PCR for detection of anaerobes. PCRs were performed to detect common anaerobes (ie, Bacteroides, Clostridium, Peptostreptococcus, Peptococcus, and Ruminococcus) because an anaerobic culture facility was not available. These anaerobes were selected for study based on their predominance in DFUs from previous research.4,6,7,10 DNA was isolated from the tissue fluid samples using QIAamp DNA mini kit (QIAGEN, Hilden, Germany) according to the manufacturer’s instructions. The quality of the DNA was measured by NanoDrop analysis (Thermo Fisher Scientific, Waltham, MA). PCR amplifications were performed by using primer sets from a previous study with slight modifications.15 The primer sequences and the reaction conditions are described in Table 1.14,15
16SrRNA gene sequencing. Samples that did not yield/demonstrate any aerobic or anaerobic flora were subjected to 16S ribosomal RNA (16SrRNA) PCR and sequencing16 to confirm whether they were bacteriologically sterile (see Table 1).14,15 The sequences from 16SrRNA PCR positive samples were analyzed using the mothur package version 1.23.17 Based on instructions, the sequences were screened and aligned to the SILVA reference set of NAST aligner of mothur for identification of the bacteria. Bacterial identification was done based on designated operational taxonomic units of the sequences.

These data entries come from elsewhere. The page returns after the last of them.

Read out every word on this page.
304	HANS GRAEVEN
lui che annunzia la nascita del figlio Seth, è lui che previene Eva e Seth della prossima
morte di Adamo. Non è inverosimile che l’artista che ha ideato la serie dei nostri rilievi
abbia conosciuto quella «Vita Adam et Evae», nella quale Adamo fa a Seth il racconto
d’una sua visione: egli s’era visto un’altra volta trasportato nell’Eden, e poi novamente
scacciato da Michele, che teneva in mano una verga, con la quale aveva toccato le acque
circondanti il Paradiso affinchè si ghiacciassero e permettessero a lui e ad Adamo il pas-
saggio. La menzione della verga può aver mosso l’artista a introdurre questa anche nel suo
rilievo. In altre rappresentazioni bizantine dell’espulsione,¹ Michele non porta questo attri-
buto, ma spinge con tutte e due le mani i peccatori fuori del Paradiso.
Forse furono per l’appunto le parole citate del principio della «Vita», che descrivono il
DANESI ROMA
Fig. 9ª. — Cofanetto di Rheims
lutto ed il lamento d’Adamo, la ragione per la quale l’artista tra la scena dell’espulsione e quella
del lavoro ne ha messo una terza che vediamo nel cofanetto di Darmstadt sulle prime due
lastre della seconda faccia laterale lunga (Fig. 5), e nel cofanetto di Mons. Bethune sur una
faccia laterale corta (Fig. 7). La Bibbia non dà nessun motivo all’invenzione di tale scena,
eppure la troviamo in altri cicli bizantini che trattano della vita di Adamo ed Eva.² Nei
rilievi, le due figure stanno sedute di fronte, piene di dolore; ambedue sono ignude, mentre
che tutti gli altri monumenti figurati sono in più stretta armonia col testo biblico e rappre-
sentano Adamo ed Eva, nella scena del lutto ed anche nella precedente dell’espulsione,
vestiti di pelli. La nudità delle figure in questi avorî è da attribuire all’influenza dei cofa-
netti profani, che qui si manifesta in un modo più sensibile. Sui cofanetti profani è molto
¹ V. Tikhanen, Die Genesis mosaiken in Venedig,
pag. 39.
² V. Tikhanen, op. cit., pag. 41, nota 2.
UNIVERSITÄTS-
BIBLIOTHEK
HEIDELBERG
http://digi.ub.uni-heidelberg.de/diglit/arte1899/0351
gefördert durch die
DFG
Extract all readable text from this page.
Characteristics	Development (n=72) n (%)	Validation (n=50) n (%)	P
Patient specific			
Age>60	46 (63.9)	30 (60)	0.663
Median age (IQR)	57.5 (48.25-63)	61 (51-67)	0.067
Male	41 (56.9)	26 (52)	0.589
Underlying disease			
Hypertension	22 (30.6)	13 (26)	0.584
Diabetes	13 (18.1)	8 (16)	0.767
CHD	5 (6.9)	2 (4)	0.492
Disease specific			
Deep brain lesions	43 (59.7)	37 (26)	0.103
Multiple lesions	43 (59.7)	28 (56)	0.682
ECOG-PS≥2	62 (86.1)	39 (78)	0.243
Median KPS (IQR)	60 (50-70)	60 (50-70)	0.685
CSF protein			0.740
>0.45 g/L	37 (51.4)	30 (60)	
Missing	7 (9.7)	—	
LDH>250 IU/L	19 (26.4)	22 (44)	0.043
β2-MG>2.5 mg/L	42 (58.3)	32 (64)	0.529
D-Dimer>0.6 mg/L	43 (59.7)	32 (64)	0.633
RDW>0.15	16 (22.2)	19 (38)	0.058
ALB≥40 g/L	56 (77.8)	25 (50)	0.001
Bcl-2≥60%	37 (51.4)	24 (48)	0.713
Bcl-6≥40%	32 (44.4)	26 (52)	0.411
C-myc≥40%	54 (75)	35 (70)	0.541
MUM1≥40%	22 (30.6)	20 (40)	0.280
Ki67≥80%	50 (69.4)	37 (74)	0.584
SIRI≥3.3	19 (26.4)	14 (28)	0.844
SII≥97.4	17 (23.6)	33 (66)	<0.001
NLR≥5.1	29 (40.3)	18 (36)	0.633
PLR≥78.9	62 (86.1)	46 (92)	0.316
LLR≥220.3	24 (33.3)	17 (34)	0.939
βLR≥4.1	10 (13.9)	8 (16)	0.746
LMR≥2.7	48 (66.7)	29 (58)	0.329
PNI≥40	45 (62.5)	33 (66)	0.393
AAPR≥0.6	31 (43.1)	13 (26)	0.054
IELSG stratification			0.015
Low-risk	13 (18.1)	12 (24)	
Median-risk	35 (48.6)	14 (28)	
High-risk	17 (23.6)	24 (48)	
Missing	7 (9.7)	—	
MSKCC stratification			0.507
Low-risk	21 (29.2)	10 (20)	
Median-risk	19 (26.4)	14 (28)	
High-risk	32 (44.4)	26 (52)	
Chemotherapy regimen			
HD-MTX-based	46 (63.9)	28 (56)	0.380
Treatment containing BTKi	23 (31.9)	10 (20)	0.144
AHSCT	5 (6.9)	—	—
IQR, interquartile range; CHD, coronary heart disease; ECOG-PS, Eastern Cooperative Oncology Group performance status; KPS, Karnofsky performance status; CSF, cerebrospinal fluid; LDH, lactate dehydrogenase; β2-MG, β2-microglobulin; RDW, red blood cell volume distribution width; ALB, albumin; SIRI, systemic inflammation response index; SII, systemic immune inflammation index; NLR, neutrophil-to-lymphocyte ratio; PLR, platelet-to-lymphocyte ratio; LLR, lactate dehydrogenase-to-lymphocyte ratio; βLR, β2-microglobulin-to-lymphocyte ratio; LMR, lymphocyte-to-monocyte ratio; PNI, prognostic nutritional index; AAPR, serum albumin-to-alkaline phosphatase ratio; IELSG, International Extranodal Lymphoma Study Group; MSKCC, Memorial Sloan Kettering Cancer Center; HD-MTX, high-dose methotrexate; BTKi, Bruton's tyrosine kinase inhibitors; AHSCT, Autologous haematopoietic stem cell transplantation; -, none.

Antibiotic susceptibility testing. The modified Kirby-Bauer disc diffusion method was used to test antibiotic susceptibility of the aerobic isolates per the 2017 Clinical and Laboratory Standards Institute guidelines.18 The antibiotics used in this study are listed in Table 2. Isolates showing resistance to ≥1 antimicrobial agent in ≥3 antimicrobial categories were considered multidrug resistant (MDR), and resistance to ≥1 antimicrobial agent in all but ≤2 antimicrobial categories were included as extensively drug resistant (XDR).19
Data and statistical analysis. All patients with clinical signs of infections and positive for microorganisms were divided into 2 groups based on culture and PCR results. One group comprised cases with 1 type of microflora (monomicrobial) and the other group comprised of cases with more than 1 type of microflora (polymicrobial). Quantitative variables were denoted by mean ± standard deviation, and qualitative variables were shown as percentages. The clinical parameters of the DFU were correlated with the monomicrobial and polymicrobial culture results by chi-squared test using SPSS, version 19 (IBM Corporation, Armonk, NY). Multiple logistic regressions were used to identify independent predictors of monomicrobial and polymicrobial infections. Comorbid factors (eg, anemia and abnormalities in liver and renal function) were not considered for analysis. The critical value of P, indicating the probability of significant difference, was taken as <.05 for comparison.